ExactDreamer: High-Fidelity Text-to-3D Content Creation via Exact Score Matching
Yumin Zhang, Xingyu Miao, Haoran Duan, Bo Wei, Tejal Shah, Yang Long, Rajiv Ranjan
TL;DR
This work tackles the fidelity gap in diffusion-based text-to-3D generation by addressing DDIM inversion bias. It introduces Exact Score Matching (ESM), which uses auxiliary variables and a LoRA-driven recovery path to achieve exact recovery in the DDIM reverse process, mitigating the accumulation of errors that cause over-smoothing and content loss. Empirical results on Gaussian Splatting-based 3D representations demonstrate improved detail and prompt alignment over strong baselines, with careful analysis of hyperparameters and initialization effects.

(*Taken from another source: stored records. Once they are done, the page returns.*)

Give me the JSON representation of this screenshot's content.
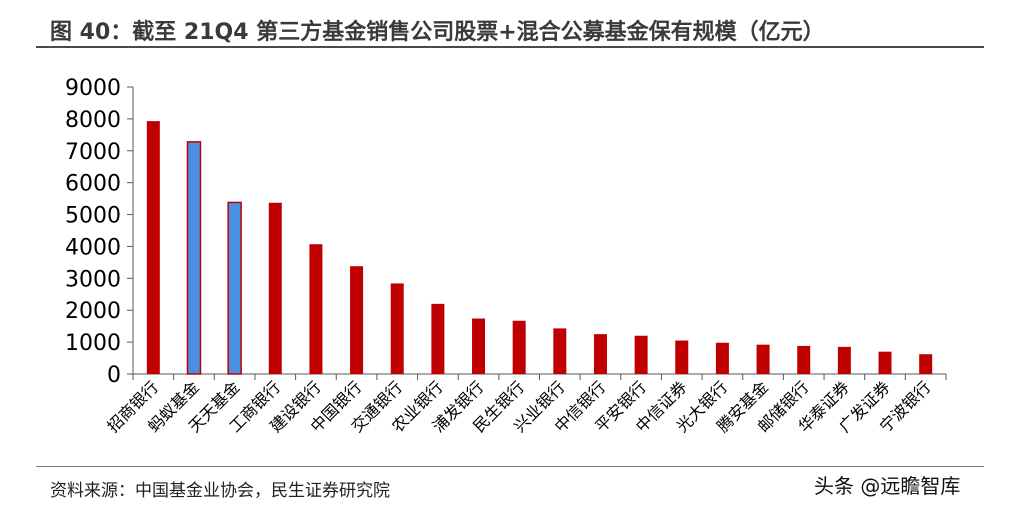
{
  "title": "图 40：截至 21Q4 第三方基金销售公司股票+混合公募基金保有规模（亿元）",
  "source": "资料来源：中国基金业协会，民生证券研究院",
  "watermark": "头条 @远瞻智库",
  "colors": {
    "bank": "#c00000",
    "third_party": "#4a90e2",
    "third_party_border": "#c00000"
  },
  "chart_data": {
    "type": "bar",
    "categories": [
      "招商银行",
      "蚂蚁基金",
      "天天基金",
      "工商银行",
      "建设银行",
      "中国银行",
      "交通银行",
      "农业银行",
      "浦发银行",
      "民生银行",
      "兴业银行",
      "中信银行",
      "平安银行",
      "中信证券",
      "光大银行",
      "腾安基金",
      "邮储银行",
      "华泰证券",
      "广发证券",
      "宁波银行"
    ],
    "values": [
      7930,
      7280,
      5380,
      5370,
      4070,
      3380,
      2840,
      2200,
      1740,
      1670,
      1430,
      1250,
      1200,
      1050,
      980,
      920,
      880,
      850,
      700,
      620
    ],
    "highlighted": [
      "蚂蚁基金",
      "天天基金"
    ],
    "yticks": [
      "0",
      "1000",
      "2000",
      "3000",
      "4000",
      "5000",
      "6000",
      "7000",
      "8000",
      "9000"
    ],
    "ylim": [
      0,
      9000
    ],
    "xlabel": "",
    "ylabel": "",
    "grid": false,
    "legend": "none"
  }
}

While showing practical gains on high-fidelity 3D content, the approach acknowledges potential instability and sensitivity to settings that warrant further refinement.
Abstract
Text-to-3D content creation is a rapidly evolving research area. Given the scarcity of 3D data, current approaches often adapt pre-trained 2D diffusion models for 3D synthesis. Among these approaches, Score Distillation Sampling (SDS) has been widely adopted. However, the issue of over-smoothing poses a significant limitation on the high-fidelity generation of 3D models. To address this challenge, LucidDreamer replaces the Denoising Diffusion Probabilistic Model (DDPM) in SDS with the Denoising Diffusion Implicit Model (DDIM) to construct Interval Score Matching (ISM). However, ISM inevitably inherits inconsistencies from DDIM, causing reconstruction errors during the DDIM inversion process. This results in poor performance in the detailed generation of 3D objects and loss of content. To alleviate these problems, we propose a novel method named Exact Score Matching (ESM). Specifically, ESM leverages auxiliary variables to mathematically guarantee exact recovery in the DDIM reverse process. Furthermore, to effectively capture the dynamic changes of the original and auxiliary variables, the LoRA of a pre-trained diffusion model implements these exact paths. Extensive experiments demonstrate the effectiveness of ESM in text-to-3D generation, particularly highlighting its superiority in detailed generation.